Older people often make fun or criticize our generation for being so comfortable publishing and exposing their lives on platforms like Facebook, Twitter and Instagram, but they don’t really delve deeper into the matter, questioning why people are acting the way they do nowadays.
If you think of it, there are more people now on Earth than there has ever been, the media controls all our thoughts from what we have for breakfast to who we love, to how we tie our shoelaces, and thanks to the Internet, anyone can become famous, anyone can showcase what makes them, according to society’s modern standards, superior to the rest in one way or another.
Then, in an accidentally ironic twist, they tell the young ones “be unique, shine”. Beautiful. They expect these kids to magically sparkle amongst millions constantly flashing their own uniqueness thanks to the omnipresent force of the media, rendering it impossible to express those little things that make them truly different and special. Today, everyone’s striving to push through the masses, in need of some sort of recognition, and what feels more “unique” than our extraordinarily ordinary daily lives?
Those young ones everyone finds easy to mock, were born in an era that doesn’t care, that doesn’t market talent only but potential revenue.

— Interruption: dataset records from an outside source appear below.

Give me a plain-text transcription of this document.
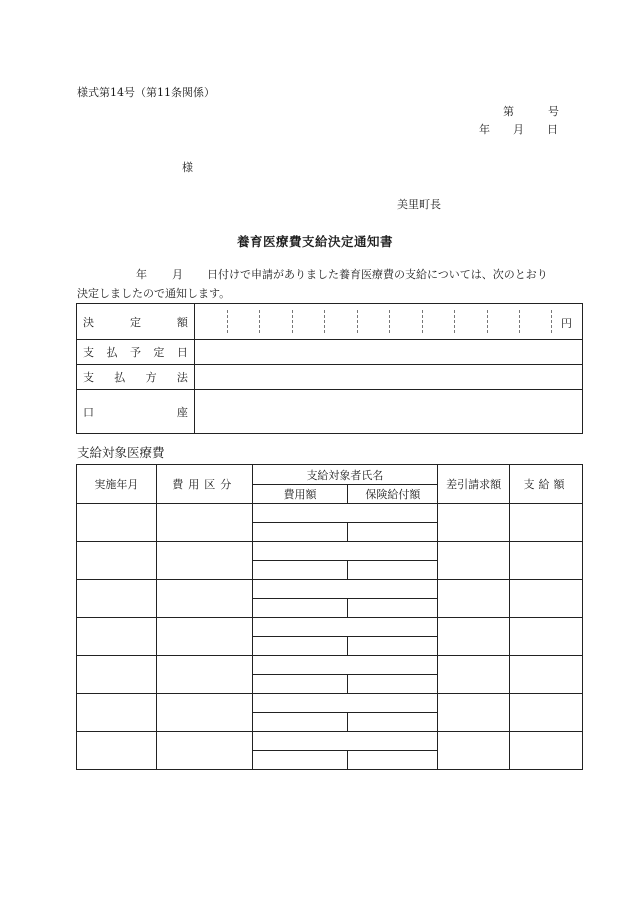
様式第14号（第11条関係）
第	号
年 月 日
様
美里町長
養育医療費支給決定通知書
年 月 日付けで申請がありました養育医療費の支給については、次のとおり
決定しましたので通知します。
決 定 額	円

支 払 予 定 日	

支 払 方 法	

口 座	

支給対象医療費
実施年月	費用区分	支給対象者氏名		差引請求額	支給額
		費用額	保険給付額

You will never be Beyoncé if you’re born in some Ethiopian suburb, you will never be Gisele if you don’t nude up, you will never be someone as long as you’re you, because no matter how good you are at something, there’s someone out there marketing their average potential better than you.
So they will keep publicizing what the world won’t see, they will keep smiling at cameras that would rather capture someone else’s beauty, and they will keep looking for validation where they know they can shine, even for just the shortest while. Hey, I’m here, can you see me?